The most compelling example of IT Cosmetics’ struggle for a slice of the luxe beauty industry came in the form of Lima’s efforts to raise capital in the early stages of the company. She told the crowd at the awards ceremony about meeting with a potential investor. It was a “defining moment,” she recounted.
The investor decided to pass on helping fund IT, and when Lima asked why, the investor told her: “I’m just not sure women will buy makeup from someone who looks like you, you know, with your body and your weight.”
Rather than giving in to the sting of defeat that came with these remarks, Lima found inspiration and a sense of mission. “I felt something deep down inside,” she recalled. “And it said, ’No. You are wrong.’” She decided not only to keep on, but to make it a mission to prove just how wrong that executive and others who shared such shortsighted so-called insight truly were.
Lima knew from her own personal experience that the beauty and cosmetics world was ready for change. She was once a successful TV news anchor and suffered from rosacea and hyperpigmentation. She started her company because she needed products that helped her with her issues and she knew there were other women who felt the same.

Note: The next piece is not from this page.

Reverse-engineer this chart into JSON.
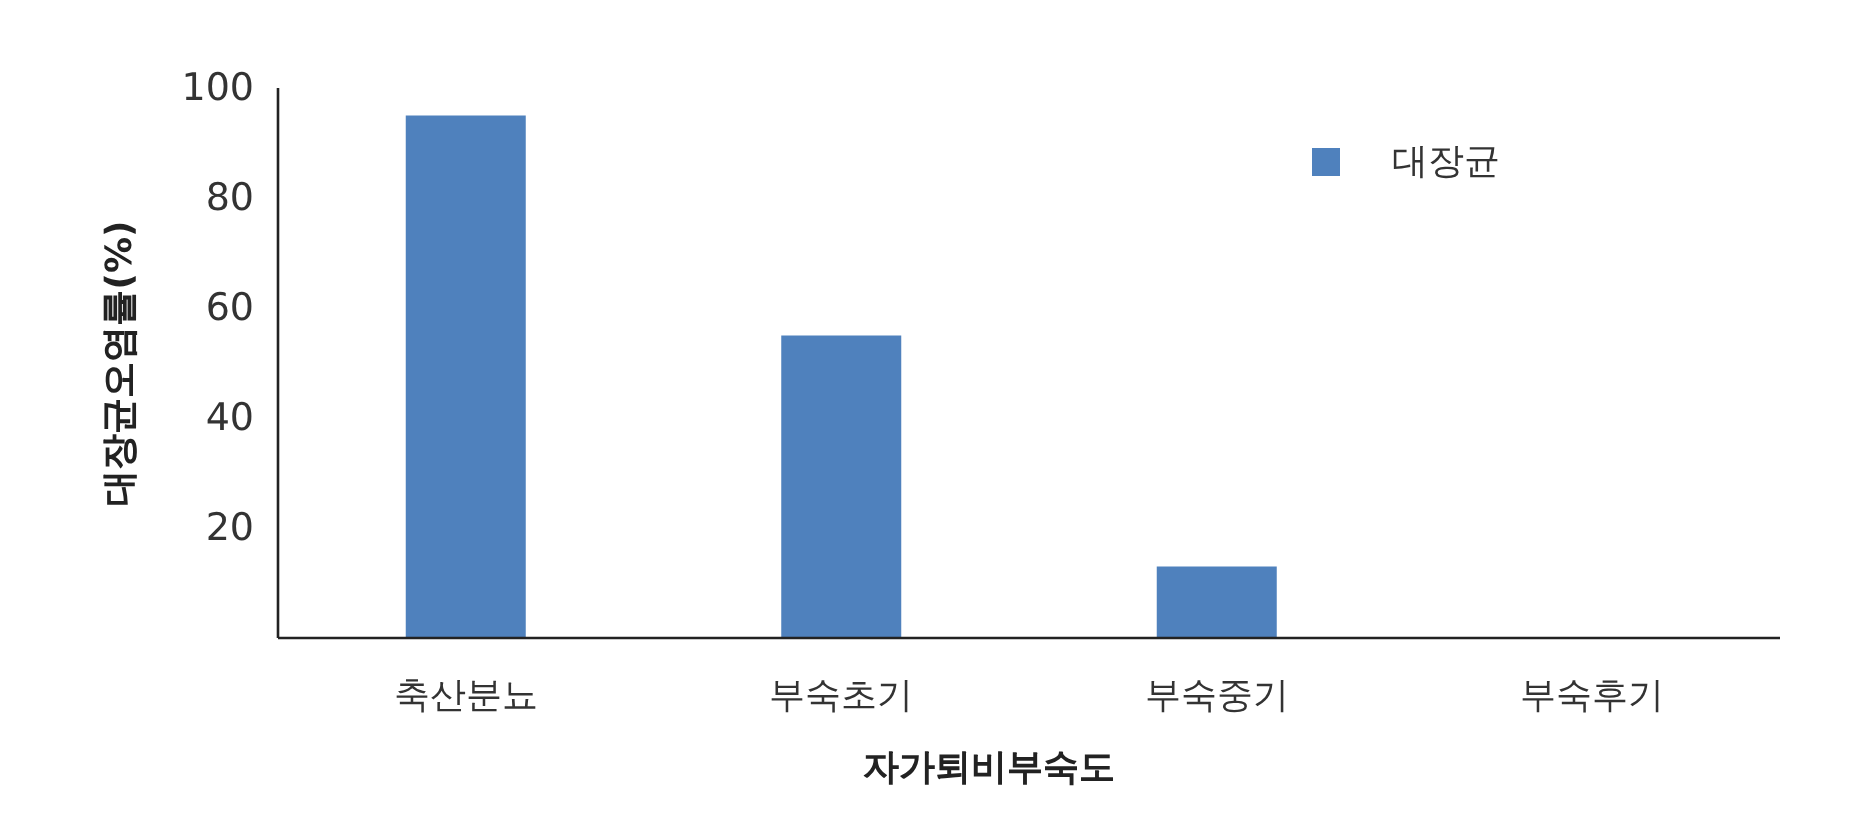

From that point on, Lima found strategic opportunities to prove that women were ready to buy products from a company that marketed to them with faces and bodies that looked just like them, solving problems that real women suffer every day — not aspirational or unattainable visions of perfection.
IT Cosmetics’ game-changing moment came when they secured an opportunity to sell their products on QVC and Lima decided to feature models that broke the mold of what was considered standard — including a 73-year-old woman and an African-American model with acne — despite receiving plenty of advice from experts to the contrary. The products sold out on that QVC debut and the rest, as they say, is history.
“You see now, seven years later, almost all makeup brands showing real women in before-and-afters,” Lima boasts — a testament to her mission to represent true images of women while still creating a successful business.
Lima’s speech only underlined how much IT Cosmetics’ story has become a rallying cry for women who buy the products.
“Jamie, I’ve never been inspired by any make up line before yours,” says one fan on Facebook. “You get it where the rest did not.”
“I am 90 yrs old and have used It Cosmetics for at least 3 yrs. Wouldn’t use anything else. I get so many compliments on my complexion and so many won’t believe my age. So glad I found you on QVC!” says another devotee.
As for that investor Lima dished on in the beginning of her speech, she remarked that had he invested in IT Cosmetics, “It would have been the most successful investment in his company’s history,” she said. He did reach out to Lima following her L’Oreal acquisition. “Congratulations,” his email read. “I was wrong.”
The work isn’t done for IT Cosmetics or for the beauty industry, according to Lima. In concluding her speech, she reminded that roomful of beauty executives — “the people who singlehandedly decide the images billions of women see around the world” — to ask themselves: “How will these images impact your mothers, and your sisters, and how will they impact your daughters?”